学校の敷地内にある駐車場、そこに駐車中の自分の車へと歩いていた久我山の携帯が振動する。電話の相手は案の定、北野からだった。
『どうでした?』
「お前はエスパーか」
『え、なんの話ですか?』
「いや、なんでもない」
『そうですか。それで、どうだったんですか?』
「後で話すよ。通話料金も只じゃないだろう」
『分かりました。

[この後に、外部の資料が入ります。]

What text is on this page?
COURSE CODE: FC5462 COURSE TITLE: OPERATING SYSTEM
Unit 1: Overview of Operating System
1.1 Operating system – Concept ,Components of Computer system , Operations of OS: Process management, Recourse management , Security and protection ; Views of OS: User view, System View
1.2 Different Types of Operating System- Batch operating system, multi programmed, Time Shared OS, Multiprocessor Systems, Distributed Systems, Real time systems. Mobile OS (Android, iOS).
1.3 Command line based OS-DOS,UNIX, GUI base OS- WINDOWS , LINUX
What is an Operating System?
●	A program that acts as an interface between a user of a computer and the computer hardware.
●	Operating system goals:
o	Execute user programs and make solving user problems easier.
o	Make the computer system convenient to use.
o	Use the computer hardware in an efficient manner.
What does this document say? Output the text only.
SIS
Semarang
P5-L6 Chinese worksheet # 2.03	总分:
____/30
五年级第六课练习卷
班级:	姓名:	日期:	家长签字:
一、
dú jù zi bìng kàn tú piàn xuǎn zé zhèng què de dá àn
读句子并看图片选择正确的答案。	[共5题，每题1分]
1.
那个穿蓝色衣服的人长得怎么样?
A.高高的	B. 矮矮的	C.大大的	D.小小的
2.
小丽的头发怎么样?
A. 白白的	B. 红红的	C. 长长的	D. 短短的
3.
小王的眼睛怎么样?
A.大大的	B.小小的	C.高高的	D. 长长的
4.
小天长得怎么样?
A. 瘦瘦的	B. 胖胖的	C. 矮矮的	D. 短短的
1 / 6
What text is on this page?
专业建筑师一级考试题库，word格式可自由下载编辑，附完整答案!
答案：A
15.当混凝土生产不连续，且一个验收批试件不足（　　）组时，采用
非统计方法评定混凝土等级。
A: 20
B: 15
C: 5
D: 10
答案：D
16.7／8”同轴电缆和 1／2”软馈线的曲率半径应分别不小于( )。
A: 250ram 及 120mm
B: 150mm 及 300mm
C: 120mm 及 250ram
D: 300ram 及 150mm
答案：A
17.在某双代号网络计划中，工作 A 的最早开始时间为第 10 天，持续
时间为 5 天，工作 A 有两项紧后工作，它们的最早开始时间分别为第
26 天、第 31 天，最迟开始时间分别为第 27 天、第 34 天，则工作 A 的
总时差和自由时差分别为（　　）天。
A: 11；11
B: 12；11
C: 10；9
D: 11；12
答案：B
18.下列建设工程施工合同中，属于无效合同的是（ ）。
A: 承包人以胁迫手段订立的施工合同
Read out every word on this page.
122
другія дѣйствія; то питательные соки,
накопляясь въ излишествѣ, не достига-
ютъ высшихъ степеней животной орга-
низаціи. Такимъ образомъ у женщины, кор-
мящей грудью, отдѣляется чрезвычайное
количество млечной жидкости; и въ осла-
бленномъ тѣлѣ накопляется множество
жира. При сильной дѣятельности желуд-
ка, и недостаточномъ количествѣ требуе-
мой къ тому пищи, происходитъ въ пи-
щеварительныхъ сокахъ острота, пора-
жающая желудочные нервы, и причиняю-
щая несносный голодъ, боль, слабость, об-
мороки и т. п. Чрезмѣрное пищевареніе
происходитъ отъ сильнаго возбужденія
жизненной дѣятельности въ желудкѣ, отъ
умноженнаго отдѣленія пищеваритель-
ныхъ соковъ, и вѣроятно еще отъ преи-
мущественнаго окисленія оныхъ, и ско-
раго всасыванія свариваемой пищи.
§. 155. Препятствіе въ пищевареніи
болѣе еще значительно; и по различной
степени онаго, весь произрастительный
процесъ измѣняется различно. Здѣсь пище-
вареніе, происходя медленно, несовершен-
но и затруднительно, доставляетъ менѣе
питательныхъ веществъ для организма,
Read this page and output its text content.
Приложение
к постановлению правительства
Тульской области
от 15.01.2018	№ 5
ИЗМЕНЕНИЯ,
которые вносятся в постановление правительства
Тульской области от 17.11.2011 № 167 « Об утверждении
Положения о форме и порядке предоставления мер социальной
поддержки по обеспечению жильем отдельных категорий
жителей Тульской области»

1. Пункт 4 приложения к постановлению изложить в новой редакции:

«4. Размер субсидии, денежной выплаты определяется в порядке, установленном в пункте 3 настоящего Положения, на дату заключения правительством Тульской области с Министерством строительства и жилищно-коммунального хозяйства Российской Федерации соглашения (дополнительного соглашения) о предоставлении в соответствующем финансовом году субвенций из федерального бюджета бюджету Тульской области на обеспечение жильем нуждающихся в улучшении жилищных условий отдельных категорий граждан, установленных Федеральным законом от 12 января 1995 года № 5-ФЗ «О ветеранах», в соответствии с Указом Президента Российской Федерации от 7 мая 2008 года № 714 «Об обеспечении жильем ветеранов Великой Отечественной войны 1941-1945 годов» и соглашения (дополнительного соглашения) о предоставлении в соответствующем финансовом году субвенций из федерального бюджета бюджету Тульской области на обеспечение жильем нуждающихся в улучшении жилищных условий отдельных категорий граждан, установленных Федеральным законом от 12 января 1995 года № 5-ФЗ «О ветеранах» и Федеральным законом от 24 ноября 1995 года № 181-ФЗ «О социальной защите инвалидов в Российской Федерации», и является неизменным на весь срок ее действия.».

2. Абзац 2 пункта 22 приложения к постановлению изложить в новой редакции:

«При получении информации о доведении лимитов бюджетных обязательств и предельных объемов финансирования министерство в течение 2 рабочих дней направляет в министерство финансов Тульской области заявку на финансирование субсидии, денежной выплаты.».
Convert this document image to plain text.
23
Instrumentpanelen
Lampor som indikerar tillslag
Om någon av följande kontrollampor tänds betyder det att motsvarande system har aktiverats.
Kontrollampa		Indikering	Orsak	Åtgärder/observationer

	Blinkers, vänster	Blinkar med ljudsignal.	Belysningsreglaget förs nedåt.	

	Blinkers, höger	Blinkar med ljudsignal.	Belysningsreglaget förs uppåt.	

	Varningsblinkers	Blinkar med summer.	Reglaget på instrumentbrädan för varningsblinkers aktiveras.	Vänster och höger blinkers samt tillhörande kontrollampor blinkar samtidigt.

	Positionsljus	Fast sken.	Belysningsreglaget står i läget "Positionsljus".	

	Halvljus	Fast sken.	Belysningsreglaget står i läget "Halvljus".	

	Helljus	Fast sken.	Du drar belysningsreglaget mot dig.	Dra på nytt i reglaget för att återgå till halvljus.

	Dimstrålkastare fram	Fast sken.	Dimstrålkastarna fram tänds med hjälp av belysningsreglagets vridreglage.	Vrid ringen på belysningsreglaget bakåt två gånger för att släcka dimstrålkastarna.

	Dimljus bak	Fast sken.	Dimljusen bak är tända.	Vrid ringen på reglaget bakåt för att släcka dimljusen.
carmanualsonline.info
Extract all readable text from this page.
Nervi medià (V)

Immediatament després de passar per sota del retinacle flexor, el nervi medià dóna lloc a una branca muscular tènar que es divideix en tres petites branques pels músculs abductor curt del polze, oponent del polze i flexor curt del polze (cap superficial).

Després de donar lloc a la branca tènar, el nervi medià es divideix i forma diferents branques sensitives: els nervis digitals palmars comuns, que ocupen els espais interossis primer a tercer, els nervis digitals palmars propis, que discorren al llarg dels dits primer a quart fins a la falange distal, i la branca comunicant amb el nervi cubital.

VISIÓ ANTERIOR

はぐらかさないで下さいね』
「ああ、勿論だ」
後で、と言って電話を切ろうとした時、何やら騒々しい音が響いてきた。
それは、先程まで千葉と会話をしてきた辺りからのようであった。
電話から何やら騒ぐような声が聞こえてきたが、久我山は構わず通話を切り、全速力で走り出した。
「待てっ!」
裏門の入り口付近に辿り着いた久我山は何か大きな影のようなものを捉えたが、既に遅く、それは闇に溶け込むように学校の外に消えてしまった。
久我山は視線を落とし、舌打ちする。
そこには、まだ生暖かさの残る赤い液体が残っていた。
「賢者だと、笑わせんじゃねえよ」
そう言いながら、けたたましく持ち主を急かす携帯を手にとった。